Proprio a proposito di piani d'austerity, Amartya Sen suggerisce posizioni più morbide, ricordando la capacità della spesa a debito di diventare volano per una crescita economica altrimenti asfittica, che possa poi generare nuove, successive, entrate per le casse pubbliche, rilevando così una preferenza per la logica keynesiana de "nel lungo termine saremo tutti morti", che oggigiorno va di moda ignorare: ‹‹una troppo rapida diminuzione dei deficit pubblici attraverso la drastica diminuzione della spesa pubblica, legate ad esigenze di adeguatezza finanziaria, potrebbero uccidere la gallina dalle uova d'oro della crescita economica››. Non specifica quale crescita sia meglio auspicare, ma per stavolta sorvoliamo.

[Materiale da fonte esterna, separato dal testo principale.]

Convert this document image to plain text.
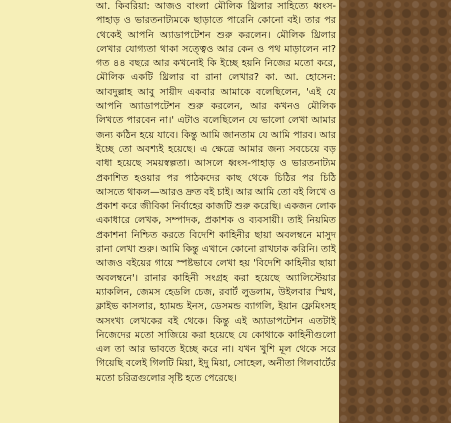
আ. কিবরিয়া: আজও বাংলা মৌলিক থ্রিলার সাহিত্যে ধ্বংস-পাহাড় ও ভারতনাট্যমকে ছাড়াতে পারেনি কোনো বই। তার পর থেকেই আপনি অ্যাডাপটেশন শুরু করলেন। মৌলিক থ্রিলার লেখার যোগ্যতা থাকা সত্ত্বেও আর কেন ও পথ মাড়ালেন না? গত ৪৪ বছরে আর কখনোই কি ইচ্ছে হয়নি নিজের মতো করে, মৌলিক একটি থ্রিলার বা রানা লেখার? কা. আ. হোসেন: আবদুল্লাহ আবু সায়ীদ একবার আমাকে বলেছিলেন, 'এই যে আপনি অ্যাডাপটেশন শুরু করলেন, আর কখনও মৌলিক লিখতে পারবেন না।' এটাও বলেছিলেন যে ভালো লেখা আমার জন্য কঠিন হয়ে যাবে। কিন্তু আমি জানতাম যে আমি পারব। আর ইচ্ছে তো অবশ্যই হয়েছে। এ ক্ষেত্রে আমার জন্য সবচেয়ে বড় বাধা হয়েছে সময়স্বল্পতা। আসলে ধ্বংস-পাহাড় ও ভারতনাট্যম প্রকাশিত হওয়ার পর পাঠকদের কাছ থেকে চিঠির পর চিঠি আসতে থাকল—আরও দ্রুত বই চাই। আর আমি তো বই লিখে ও প্রকাশ করে জীবিকা নির্বাহের কাজটি শুরু করেছি। একজন লোক একাধারে লেখক, সম্পাদক, প্রকাশক ও ব্যবসায়ী। তাই নিয়মিত প্রকাশনা নিশ্চিত করতে বিদেশি কাহিনীর ছায়া অবলম্বনে মাসুদ রানা লেখা শুরু। আমি কিন্তু এখানে কোনো রাখঢাক করিনি। তাই আজও বইয়ের গায়ে স্পষ্টভাবে লেখা হয় 'বিদেশি কাহিনীর ছায়া অবলম্বনে'। রানার কাহিনী সংগ্রহ করা হয়েছে অ্যালিস্টেয়ার ম্যাকলিন, জেমস হেডলি চেজ, রবার্ট লুডলাম, উইলবার স্মিথ, ক্লাইভ কাসলার, হ্যামন্ড ইনস, ডেসমন্ড ব্যাগলি, ইয়ান ফ্লেমিংসহ অসংখ্য লেখকের বই থেকে। কিন্তু এই অ্যাডাপটেশন এতটাই নিজেদের মতো সাজিয়ে করা হয়েছে যে কোথাকে কাহিনীগুলো এল তা আর ভাবতে ইচ্ছে করে না। যখন খুশি মূল থেকে সরে গিয়েছি বলেই গিলটি মিয়া, ইদু মিয়া, সোহেল, অনীতা গিলবার্টের মতো চরিত্রগুলোর সৃষ্টি হতে পেরেছে।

Per Sen, tra le radici della odierna lotta dell'Europa per la sopravvivenza sua e dell'euro sta anche il basso grado di integrazione politica ed economica tra i Paesi della zona euro, che hanno realizzato un'Europa come una ‹‹casa a metà››: hanno una moneta unica che non permette loro un'autonoma libertà di politica monetaria ed aggiustamento dei tassi di cambio, e neanche una struttura come quella degli Usa, dove l'integrazione è tale (e gli strumenti sono adatti) da potersi muovere molto più liberamente.

La risposta al problema, dunque, implica di nuovo un ripensamento ed una rivalutazione dei principi democratici, proprio nella terra dove la democrazia è nata: ‹‹riorganizzare la zona euro comporterebbe oggi molti problemi, ma questioni tanto difficili meritano una discussione altrettanto intelligente, piuttosto che permettere all'Europa di andare alla deriva trascinata da venti finanziari. Il processo deve iniziare col contenimento immediato del potere incontrastato delle agenzie di rating. Fermare la marginalizzazione della tradizione democratica d'Europa ha un'urgenza che è difficile esagerare. La democrazia europea è importante per l'Europa - e per il mondo››.